Even though Wednesday’s tour was just a test, Brisseau never hesitated to grab shoppers and pull them into the group for a quick lesson.
“What’s that in your cart? Why’d you choose that kind of bread?” she asked Gladys Beechner, who shops at Giant Food once a week.
“My husband has to have that kind,” Beechner responded, “so that’s what I buy.”
That was an answer that Brisseau kindly did not accept.
The tour leader explained to Beechner and the rest of the group the importance of fiber and how to compare one kind of bread to another to get the most for your money.
“Don’t pay for whole wheat and get white bread ingredients,” she said. “Make sure if you’re going to spend the extra money you get the kind with the extra nutrients too.”
The District Heights Giant Food will host the first official tour Feb. 7 and has already registered a full group.
The tour costs $15, but each participant receives a tote bag and a $10 gift card to the supermarket.
Eisby wants to join in on her day off not just to help herself, but her daughter too.
“I have a 14-year-old daughter who has diabetic grandparents,” Eisby said, “I’m trying to teach her how to eat healthy.”
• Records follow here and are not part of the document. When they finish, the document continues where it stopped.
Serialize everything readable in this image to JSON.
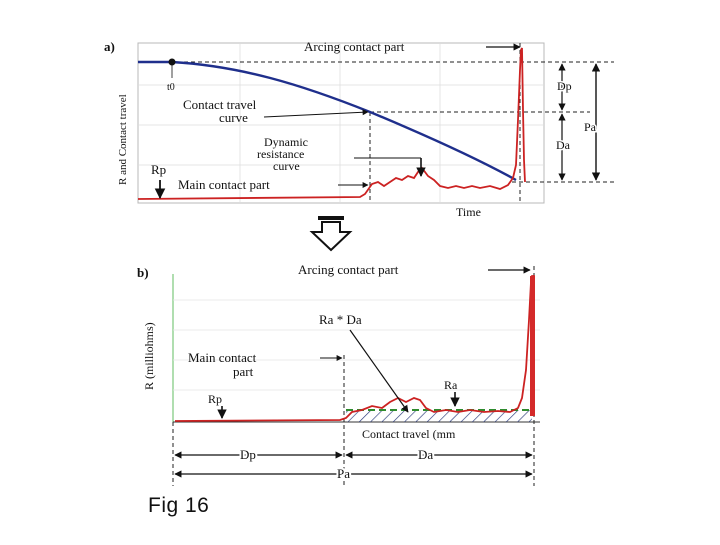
{
  "panel_a": {
    "label": "a)",
    "ylabel": "R and Contact travel",
    "xlabel": "Time",
    "arcing": "Arcing contact part",
    "t0": "t0",
    "travel1": "Contact travel",
    "travel2": "curve",
    "dyn1": "Dynamic",
    "dyn2": "resistance",
    "dyn3": "curve",
    "rp": "Rp",
    "main": "Main contact part",
    "dp": "Dp",
    "da": "Da",
    "pa": "Pa"
  },
  "panel_b": {
    "label": "b)",
    "ylabel": "R (milliohms)",
    "arcing": "Arcing contact part",
    "rada": "Ra * Da",
    "main1": "Main contact",
    "main2": "part",
    "rp": "Rp",
    "ra": "Ra",
    "travel": "Contact travel (mm",
    "dp": "Dp",
    "da": "Da",
    "pa": "Pa"
  },
  "caption": "Fig 16",
  "colors": {
    "travel_curve": "#1f2f8c",
    "resistance_curve": "#cc2222",
    "ra_line": "#2e8b2e",
    "axis_green": "#8fcf8f"
  }
}
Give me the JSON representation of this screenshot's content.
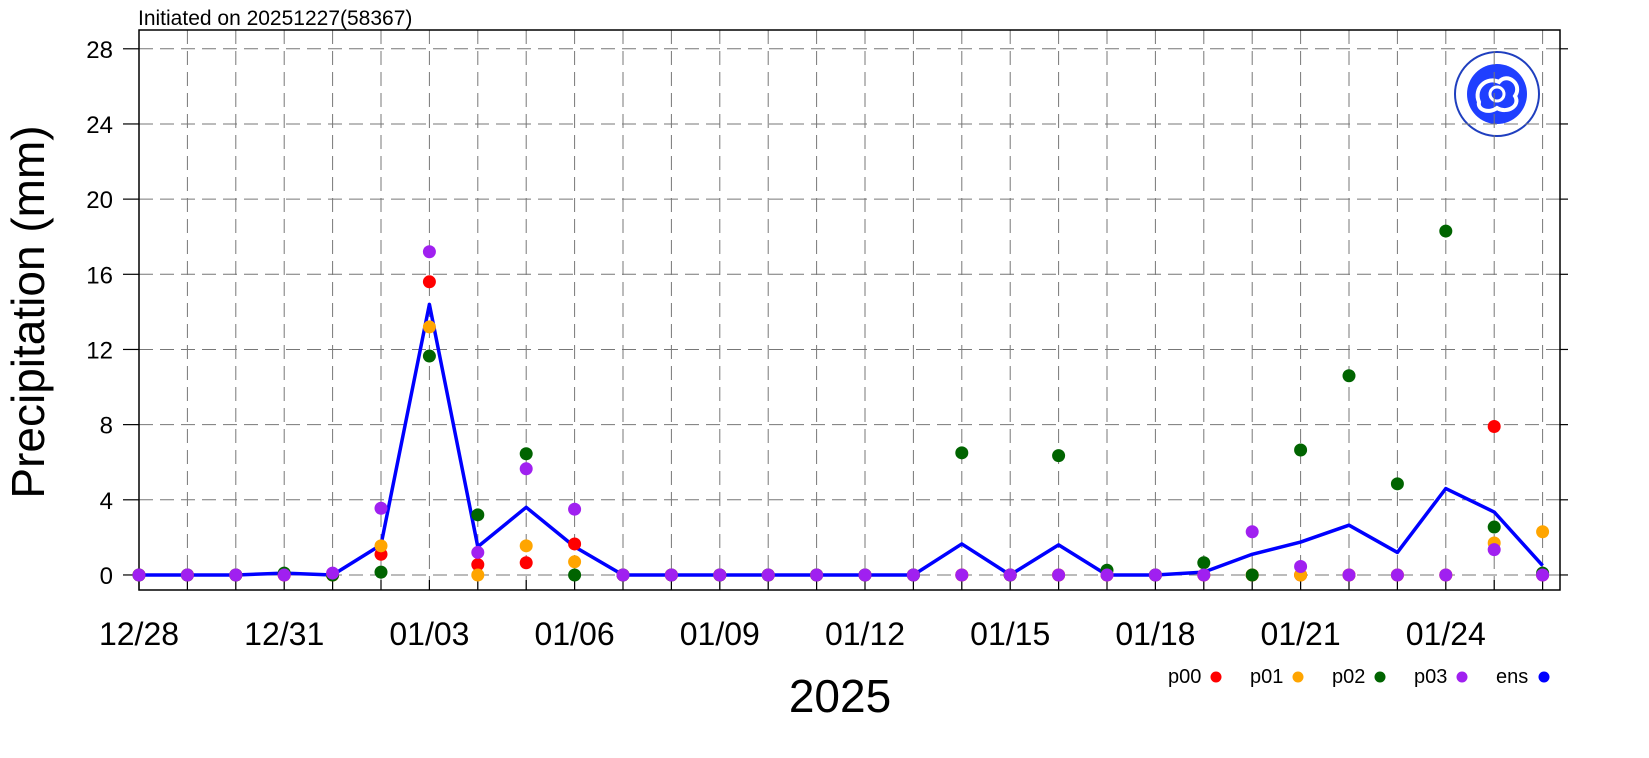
{
  "chart_data": {
    "type": "line",
    "title": "Initiated on 20251227(58367)",
    "xlabel": "2025",
    "ylabel": "Precipitation (mm)",
    "categories": [
      "12/28",
      null,
      null,
      "12/31",
      null,
      null,
      "01/03",
      null,
      null,
      "01/06",
      null,
      null,
      "01/09",
      null,
      null,
      "01/12",
      null,
      null,
      "01/15",
      null,
      null,
      "01/18",
      null,
      null,
      "01/21",
      null,
      null,
      "01/24",
      null,
      null
    ],
    "ylim": [
      -0.8,
      29
    ],
    "yticks": [
      0,
      4,
      8,
      12,
      16,
      20,
      24,
      28
    ],
    "grid": true,
    "legend": "bottom-right",
    "series": [
      {
        "name": "p00",
        "color": "#ff0000",
        "marker": "dot",
        "values": [
          0,
          0,
          0,
          0,
          0,
          1.1,
          15.6,
          0.55,
          0.65,
          1.65,
          0,
          0,
          0,
          0,
          0,
          0,
          0,
          0,
          0,
          0,
          0,
          0,
          0,
          0,
          0,
          0,
          0,
          0,
          7.9,
          0
        ]
      },
      {
        "name": "p01",
        "color": "#ffa500",
        "marker": "dot",
        "values": [
          0,
          0,
          0,
          0,
          0,
          1.55,
          13.2,
          0,
          1.55,
          0.7,
          0,
          0,
          0,
          0,
          0,
          0,
          0,
          0,
          0,
          0,
          0,
          0,
          0,
          0,
          0,
          0,
          0,
          0,
          1.7,
          2.3
        ]
      },
      {
        "name": "p02",
        "color": "#006400",
        "marker": "dot",
        "values": [
          0,
          0,
          0,
          0.1,
          0,
          0.15,
          11.65,
          3.2,
          6.45,
          0,
          0,
          0,
          0,
          0,
          0,
          0,
          0,
          6.5,
          0,
          6.35,
          0.25,
          0,
          0.65,
          0,
          6.65,
          10.6,
          4.85,
          18.3,
          2.55,
          0.1
        ]
      },
      {
        "name": "p03",
        "color": "#a020f0",
        "marker": "dot",
        "values": [
          0,
          0,
          0,
          0,
          0.1,
          3.55,
          17.2,
          1.2,
          5.65,
          3.5,
          0,
          0,
          0,
          0,
          0,
          0,
          0,
          0,
          0,
          0,
          0,
          0,
          0,
          2.3,
          0.45,
          0,
          0,
          0,
          1.35,
          0
        ]
      },
      {
        "name": "ens",
        "color": "#0000ff",
        "marker": "line",
        "values": [
          0,
          0,
          0,
          0.1,
          0,
          1.6,
          14.4,
          1.5,
          3.6,
          1.5,
          0,
          0,
          0,
          0,
          0,
          0,
          0,
          1.65,
          0,
          1.6,
          0,
          0,
          0.15,
          1.1,
          1.75,
          2.65,
          1.2,
          4.6,
          3.35,
          0.5
        ]
      }
    ]
  }
}
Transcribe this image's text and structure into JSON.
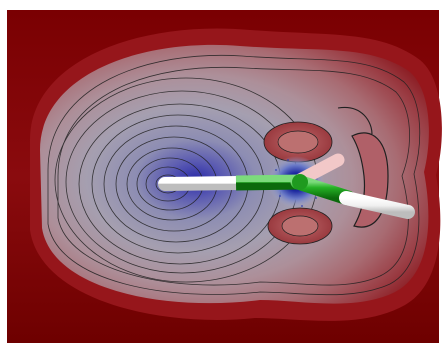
{
  "scene": {
    "subject": "molecular-electrostatic-potential-contour-map",
    "palette": {
      "outer_dark_red": "#6a0000",
      "mid_red": "#9a1d22",
      "salmon": "#b36a6a",
      "gray_center": "#9a9aa8",
      "deep_blue": "#1a1a9a",
      "bond_green": "#1fa01f",
      "atom_white": "#f4f4f4",
      "atom_pink": "#f2c8c8",
      "contour_line": "#202020"
    }
  }
}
Giant ran similar tours focused solely on diabetes from the early ’90s until 2003, when a lack of funding forced them to end the program, said Paulette Thompson, Giant Food health and wellness manager.
Now that the health department administers the tours, Thompson said, the supermarket is happy to provide the venue.
“We’re always looking for ways to help inform our customers and educate them on how to be healthy.”